2 Juin 2013
Il fallait être naïf pour croire que lors de son discours tenu le 11 mai 2013 à l'esplanade de la mosquée Hasan II, Ali Bongo parlait de la même chose que ceux des gabonais qui avaient marcher pour protester contre les crimes rituels et l'impunité de leurs auteurs.
Il fallait être vraiment naïf pour penser un seul instant, que le discours de l’époux de Sylvia Bongo Ondimba allait suffire pour réduire décourager un temps soit peu, les vampires cannibales assoiffés de sang et affamés de chaire humaine.
Ce carnaval mené par des fanatisés qui ont ôté son caractère revendicatif à cette marche, ne pouvait servir la cause, tant l'esprit n'y était plus.

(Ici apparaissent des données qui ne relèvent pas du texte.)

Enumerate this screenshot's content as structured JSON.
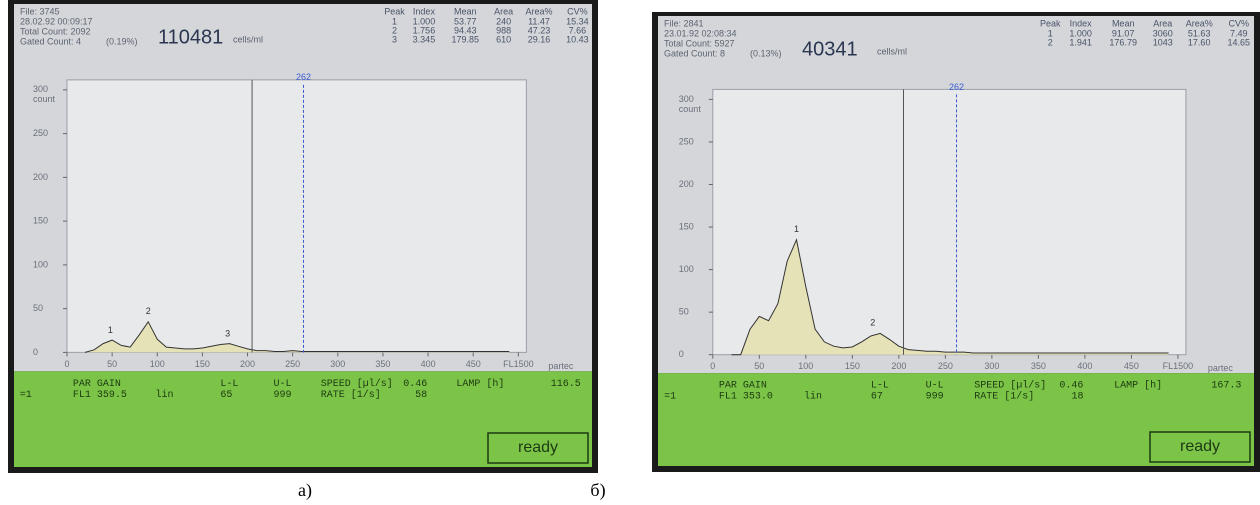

En effet, les initiés au langage codé avaient bien compris qu'Ali Bongo ne parlait pas des "crimes rituels" mais de "crimes de sang", bien que conscient de ce que, tout crime de sang n'est pas forcément un crime rituel, même si par moment, il ajoutait le groupe de mots "à but fétichiste". Aussi, les spécialistes des crimes rituels ont bien compris que son message ne s'adressait pas à eux, et qu'il pouvaient continuer leur activité sans rien redouter. Résultat des courses, moins de trois semaines après la marche clôturée par son discours inadapté, le rythme des assassinats odieux et cruels avec prélèvement d'organes c'est accéléré, faisant du moi de mai 2013, le mois au cours duquel, l'on aura enregistré le plus grand record des crimes rituels. En vingt (20) jours, plus d'une dizaine de victimes déclarées ont été retrouvées, vidées de leur sang ou mutilées et des organes prélevés. Soit, une moyenne d'environ d'un crime rituel tous les deux jours.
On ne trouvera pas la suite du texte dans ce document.